Freight and transportation are the pillars of the global supply chain, and any hiccup in services can be disastrous to the global economy. The shipping sector’s overreliance on IT and electronic trading platforms, supply chain communications, and documentation has made it a lucrative target for cybercriminals. With so many players in the industry under pressure to secure new business channels and partner relations, these companies sometimes overlook due diligence when transacting with service providers and suppliers, making it fertile territory for fraud.
Double-Brokering Phishing Attacks
In addition to ransomware and other malware attacks on the shipping industry, phishing attacks, particularly double-brokering fraud, have increased exponentially in the last few years. Double brokering is the predominant worry among freight brokers, with 50 percent calling it their top concern.
The scam starts with a fraudster using an impersonated transportation company domain to launch a targeted phishing campaign against a shipper. Using motor carrier details makes it look legitimate. The phished victims reply to the fraudster with all shipping details, including the load information, where it needs to be picked up, the destination and weight, and the final freight charges. The fraudster offers the service at a discounted price to bag the contract, then engages a legitimate cargo carrier to ship the load at a lower price, pocketing the difference. Sometimes fraudsters will accept payment from the shipper but fail to pay the carrier.
Victims fall for double-brokering fraud because many transportation companies do not have a website. Instead, fraudsters set up a website in their name, impersonating the company to conduct their malicious transactions.
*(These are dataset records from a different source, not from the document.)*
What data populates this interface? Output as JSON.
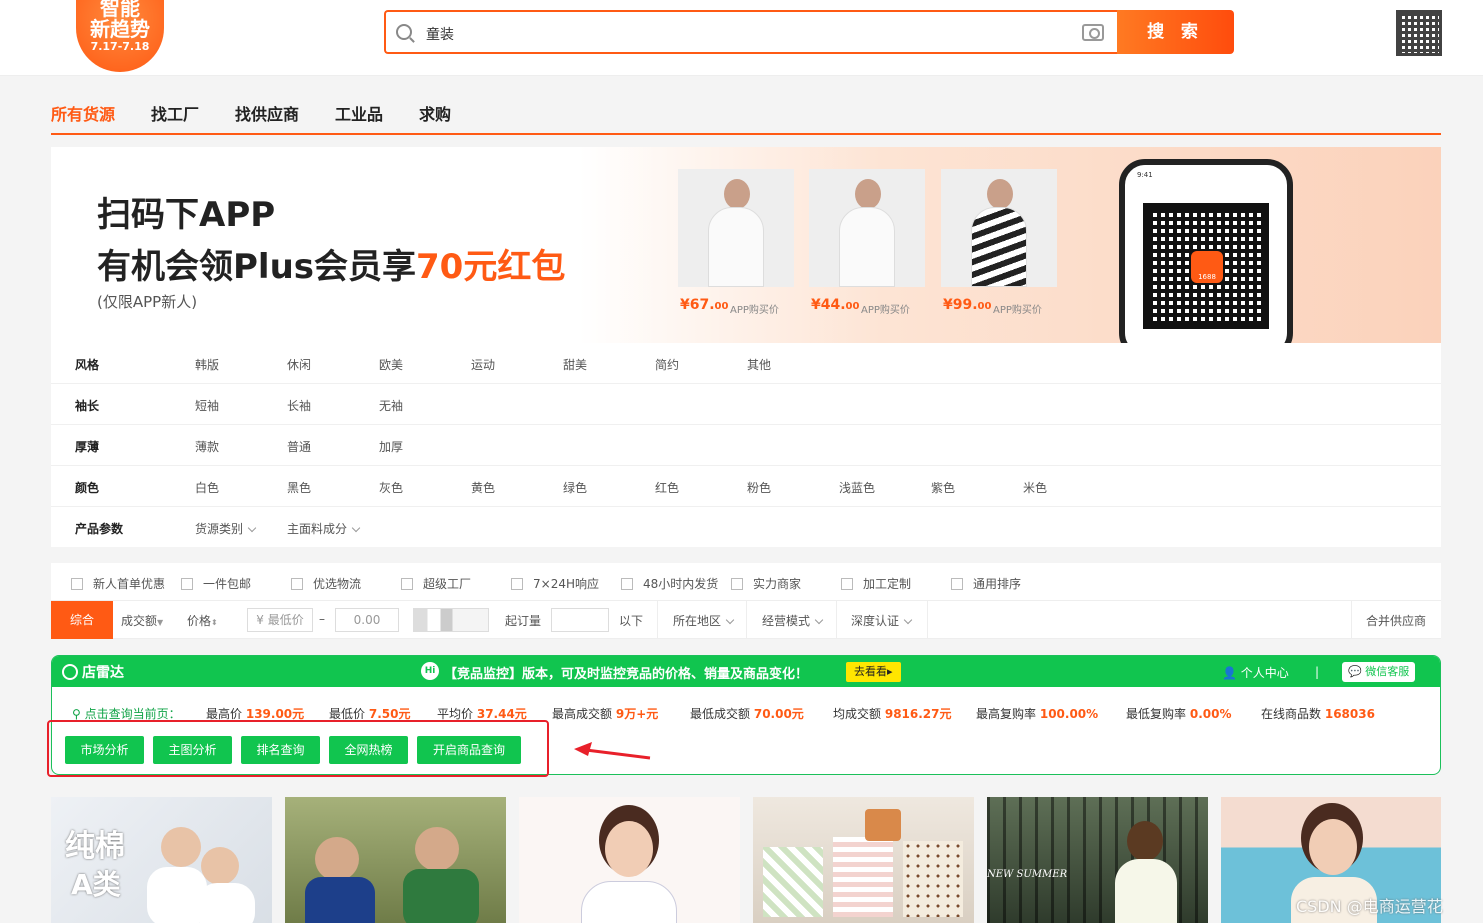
{
  "header": {
    "logo_line1": "智能",
    "logo_line2": "新趋势",
    "logo_date": "7.17-7.18",
    "search_value": "童装",
    "search_button": "搜 索"
  },
  "nav": {
    "tabs": [
      "所有货源",
      "找工厂",
      "找供应商",
      "工业品",
      "求购"
    ]
  },
  "banner": {
    "line1": "扫码下APP",
    "line2_prefix": "有机会领Plus会员享",
    "line2_highlight": "70元红包",
    "line3": "(仅限APP新人)",
    "products": [
      {
        "price_int": "¥67.",
        "price_dec": "00",
        "tag": "APP购买价"
      },
      {
        "price_int": "¥44.",
        "price_dec": "00",
        "tag": "APP购买价"
      },
      {
        "price_int": "¥99.",
        "price_dec": "00",
        "tag": "APP购买价"
      }
    ],
    "phone_time": "9:41",
    "qr_logo": "1688"
  },
  "filters": {
    "rows": [
      {
        "label": "风格",
        "options": [
          "韩版",
          "休闲",
          "欧美",
          "运动",
          "甜美",
          "简约",
          "其他"
        ]
      },
      {
        "label": "袖长",
        "options": [
          "短袖",
          "长袖",
          "无袖"
        ]
      },
      {
        "label": "厚薄",
        "options": [
          "薄款",
          "普通",
          "加厚"
        ]
      },
      {
        "label": "颜色",
        "options": [
          "白色",
          "黑色",
          "灰色",
          "黄色",
          "绿色",
          "红色",
          "粉色",
          "浅蓝色",
          "紫色",
          "米色"
        ]
      },
      {
        "label": "产品参数",
        "options": [
          "货源类别",
          "主面料成分"
        ]
      }
    ]
  },
  "services": [
    "新人首单优惠",
    "一件包邮",
    "优选物流",
    "超级工厂",
    "7×24H响应",
    "48小时内发货",
    "实力商家",
    "加工定制",
    "通用排序"
  ],
  "sort": {
    "active": "综合",
    "volume": "成交额",
    "price": "价格",
    "min_price": "¥ 最低价",
    "dash": "–",
    "max_price": "0.00",
    "moq": "起订量",
    "below": "以下",
    "region": "所在地区",
    "mode": "经营模式",
    "cert": "深度认证",
    "merge": "合并供应商"
  },
  "plugin": {
    "brand": "店雷达",
    "hi": "Hi",
    "notice": "【竞品监控】版本，可及时监控竞品的价格、销量及商品变化！",
    "go": "去看看▸",
    "user_center": "个人中心",
    "sep": "|",
    "wechat": "微信客服",
    "query_label": "点击查询当前页：",
    "stats": [
      {
        "label": "最高价",
        "value": "139.00元"
      },
      {
        "label": "最低价",
        "value": "7.50元"
      },
      {
        "label": "平均价",
        "value": "37.44元"
      },
      {
        "label": "最高成交额",
        "value": "9万+元"
      },
      {
        "label": "最低成交额",
        "value": "70.00元"
      },
      {
        "label": "均成交额",
        "value": "9816.27元"
      },
      {
        "label": "最高复购率",
        "value": "100.00%"
      },
      {
        "label": "最低复购率",
        "value": "0.00%"
      },
      {
        "label": "在线商品数",
        "value": "168036"
      }
    ],
    "buttons": [
      "市场分析",
      "主图分析",
      "排名查询",
      "全网热榜",
      "开启商品查询"
    ]
  },
  "product_images": {
    "first_overlay_line1": "纯棉",
    "first_overlay_line2": "A类",
    "summer_text": "NEW SUMMER"
  },
  "watermark": "CSDN @电商运营花",
  "colors": {
    "accent": "#ff5a14",
    "green": "#11c54f",
    "red_box": "#e8202a"
  }
}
The consequences are not only financial. If the fraudster hires a disreputable cargo carrier with a poor safety rating, they may delay, damage, or lose the shipped goods, inviting legal trouble, increasing product costs and creating further delays. The shipper may also face additional costs if the shipment is not adequately insured.
In a few cases, victims unknowingly click on malicious links in the phishing email, compromising login credentials and giving cybercriminals access to entire internal systems. In such cases, the criminals may alter shipment data and launch ransomware attacks on the victim company by holding their network hostage.
Shipping Phishing Away
Shippers must validate the freight brokers they work with by verifying their license and insurance to ensure the safety of their shipped goods and avoid double-brokering fraudsters. With the increased use of AI, phishing has advanced to become highly sophisticated, creating more convincing and evasive attacks with higher success rates. The following are ways in which shipping companies can safeguard themselves against phishing and other cyberattacks:
- Deploy zero trust. A zero-trust security policy, relying on the tenet that nobody inside or outside the company should be trusted by default, can help organizations protect sensitive information and dissuade a security incident. It uses the principle of least privilege to give users and machines the least permission required to complete their tasks.
- Enhance AI defenses to protect emails. Email authentication protocols such as SPF, DKIM, and DMARC can confirm that emails originated from the domain they were claiming to originate from, collectively mitigating email fraud and phishing attacks. But attackers still have the option to use look-alike addresses and evade these defenses. Through AI-based defenses, including natural language processing and anomaly detection, organizations can better block phishing threats in real time. AI can continuously learn from new information and events, refining its detection capabilities.
- Establish incident response plans. Implement a well-rounded incident response plan to ensure operations remain uninterrupted. This plan must identify procedures for the detection, response, and recovery from cyber incidents. Organizations should test the plan regularly in real-world settings to ascertain its effectiveness. They must evaluate risks and vulnerabilities in the complete supply chain, from third-party logistics companies to internal systems, and ensure no weak links.
- Raise cybersecurity awareness. Regular simulated phishing exercises will train employees on how to identify the earmarks of a suspicious and potentially malevolent email, text, voice, or video request, respond appropriately to phishing attacks, and stay current on social engineering threat tactics.
- Seek industry collaboration. Securing the global supply chain is a collective effort where all players must unite in an environment of cooperation. Organizations must work in close collaboration with other industry players and become part of shared groups, such as the Maritime ISAC (Information Sharing and Analysis Center), to exchange threat information and learn from industry colleagues.
Technology has introduced major efficiencies to the shipping sector. However, it has also created new cyber threats and incidents such as double-brokering fraud that threatens international trade and critical services. The sector must protect its ecosystems from cyberattacks by disseminating employee training, adopting AI-based security defenses, and working with peers and experts to operate seamless global supply chains.